You should see how many tap dances I do at the front of my classroom everyday just to get my students interested in the classics.  I had to have a Maycomb Pig Pickin’ to get my students to become a character in the To Kill a Mockingbird Trial and I when I explained the Trojan War, the way Paris abducted Helen from King Menelaus, I said, “and Menelaus was like Nawww Braahhh.”  This is what I do in my classroom, this is how much it takes to get today’s students to look up from an exhilarating text message about last night’s “experiences” to actually learn something.

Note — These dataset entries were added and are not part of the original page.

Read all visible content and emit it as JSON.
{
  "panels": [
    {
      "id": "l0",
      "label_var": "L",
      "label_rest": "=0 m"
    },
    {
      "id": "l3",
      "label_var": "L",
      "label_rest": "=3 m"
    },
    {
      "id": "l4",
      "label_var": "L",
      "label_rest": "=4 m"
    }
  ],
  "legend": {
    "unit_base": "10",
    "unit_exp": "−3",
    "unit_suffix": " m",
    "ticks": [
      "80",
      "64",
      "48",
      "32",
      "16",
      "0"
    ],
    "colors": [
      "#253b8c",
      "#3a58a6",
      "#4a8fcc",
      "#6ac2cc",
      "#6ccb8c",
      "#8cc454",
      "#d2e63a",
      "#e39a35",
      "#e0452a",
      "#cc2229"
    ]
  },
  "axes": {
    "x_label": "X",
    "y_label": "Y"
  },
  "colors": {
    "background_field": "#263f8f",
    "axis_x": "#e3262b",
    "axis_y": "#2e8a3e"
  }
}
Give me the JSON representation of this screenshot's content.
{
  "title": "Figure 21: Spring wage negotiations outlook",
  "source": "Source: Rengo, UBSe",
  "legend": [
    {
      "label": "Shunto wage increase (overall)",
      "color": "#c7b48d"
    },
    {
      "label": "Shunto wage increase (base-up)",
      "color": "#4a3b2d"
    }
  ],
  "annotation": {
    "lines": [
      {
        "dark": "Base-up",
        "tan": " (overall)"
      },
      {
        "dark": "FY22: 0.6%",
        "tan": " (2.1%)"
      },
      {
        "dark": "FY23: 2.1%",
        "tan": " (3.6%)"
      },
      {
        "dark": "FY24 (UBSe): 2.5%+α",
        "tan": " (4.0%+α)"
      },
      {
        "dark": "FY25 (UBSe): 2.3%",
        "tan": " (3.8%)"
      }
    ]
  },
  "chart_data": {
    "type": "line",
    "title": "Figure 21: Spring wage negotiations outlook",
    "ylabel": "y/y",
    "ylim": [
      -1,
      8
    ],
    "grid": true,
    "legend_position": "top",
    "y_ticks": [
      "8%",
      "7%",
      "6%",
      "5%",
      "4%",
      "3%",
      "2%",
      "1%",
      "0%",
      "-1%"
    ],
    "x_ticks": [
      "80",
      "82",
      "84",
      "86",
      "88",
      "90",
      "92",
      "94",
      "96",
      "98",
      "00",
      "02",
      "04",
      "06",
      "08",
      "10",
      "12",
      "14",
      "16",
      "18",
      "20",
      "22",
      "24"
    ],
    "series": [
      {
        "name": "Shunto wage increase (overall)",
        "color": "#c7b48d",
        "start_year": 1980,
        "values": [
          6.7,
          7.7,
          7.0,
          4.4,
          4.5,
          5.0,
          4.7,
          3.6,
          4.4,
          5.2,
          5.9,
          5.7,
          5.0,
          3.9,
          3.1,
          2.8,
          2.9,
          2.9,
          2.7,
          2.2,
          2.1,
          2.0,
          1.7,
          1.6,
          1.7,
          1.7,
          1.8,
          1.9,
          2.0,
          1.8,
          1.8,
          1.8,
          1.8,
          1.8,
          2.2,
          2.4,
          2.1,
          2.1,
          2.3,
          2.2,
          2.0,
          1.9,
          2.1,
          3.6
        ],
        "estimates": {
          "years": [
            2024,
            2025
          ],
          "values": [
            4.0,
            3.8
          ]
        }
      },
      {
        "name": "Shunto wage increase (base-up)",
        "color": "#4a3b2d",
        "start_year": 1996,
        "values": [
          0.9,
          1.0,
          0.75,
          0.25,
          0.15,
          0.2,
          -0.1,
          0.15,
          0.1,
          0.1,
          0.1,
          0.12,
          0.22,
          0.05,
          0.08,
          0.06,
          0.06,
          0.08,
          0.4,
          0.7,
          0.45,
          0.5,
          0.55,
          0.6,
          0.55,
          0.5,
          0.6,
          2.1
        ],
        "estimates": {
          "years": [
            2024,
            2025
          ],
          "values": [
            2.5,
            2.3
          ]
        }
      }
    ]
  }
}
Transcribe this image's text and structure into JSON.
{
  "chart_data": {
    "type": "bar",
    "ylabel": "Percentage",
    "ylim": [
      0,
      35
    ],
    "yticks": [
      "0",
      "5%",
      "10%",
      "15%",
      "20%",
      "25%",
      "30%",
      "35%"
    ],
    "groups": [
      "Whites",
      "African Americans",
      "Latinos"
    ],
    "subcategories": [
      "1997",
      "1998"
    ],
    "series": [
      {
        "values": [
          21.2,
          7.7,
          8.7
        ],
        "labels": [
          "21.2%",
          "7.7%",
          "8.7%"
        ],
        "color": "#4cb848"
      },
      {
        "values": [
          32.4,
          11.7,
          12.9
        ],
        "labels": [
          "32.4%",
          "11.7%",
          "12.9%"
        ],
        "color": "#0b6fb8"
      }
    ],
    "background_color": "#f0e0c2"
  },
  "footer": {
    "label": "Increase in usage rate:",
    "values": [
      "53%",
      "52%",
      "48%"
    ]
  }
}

Students need books that make them want to keep turning the pages.  Students need books that leave them imagining enough that they can taste the rain of the story, the watermarked, wrinkled pages of it.  I moved on from Night with a test and a few vocabulary quizzes.  My students had little to no empathy unless we were watching a horrific video about the Holocaust.  However, Beautiful Creatures, now this would do it.  Two of my girls were so excited to see Shine mention To Kill a Mockingbird and I was just pumped that they were excited over the book being mentioned, that they even remembered the title.   Like Shine, Beautiful Creatures mentions To Kill a Mockingbird. I just mentioned like 9 books in 2 paragraphs, sorry.

Let’s get back to the creatures at hand.  None of them glitter (well, maybe a little).  None of them suck blood (except one member of team dark magic).  The best thing about it is it has constant references to the American Civil War.  I love a good petticoat and general’s uniform in my books.  They even have a reenactment on the Night of Sweet Sixteen.  Can you tell I’m excited by this book?

I wish I could tell you about it without giving too much away.

Here’s the hook: It has two libraries; a caster library which holds magical spell books and books filled with pressed flowers and herbs, and then a “normal” library with dusty history books, and people’s saved “just-in-case” tissues shoved into the cracks as a book mark.  Hey, it’s better than using a dirty spoon.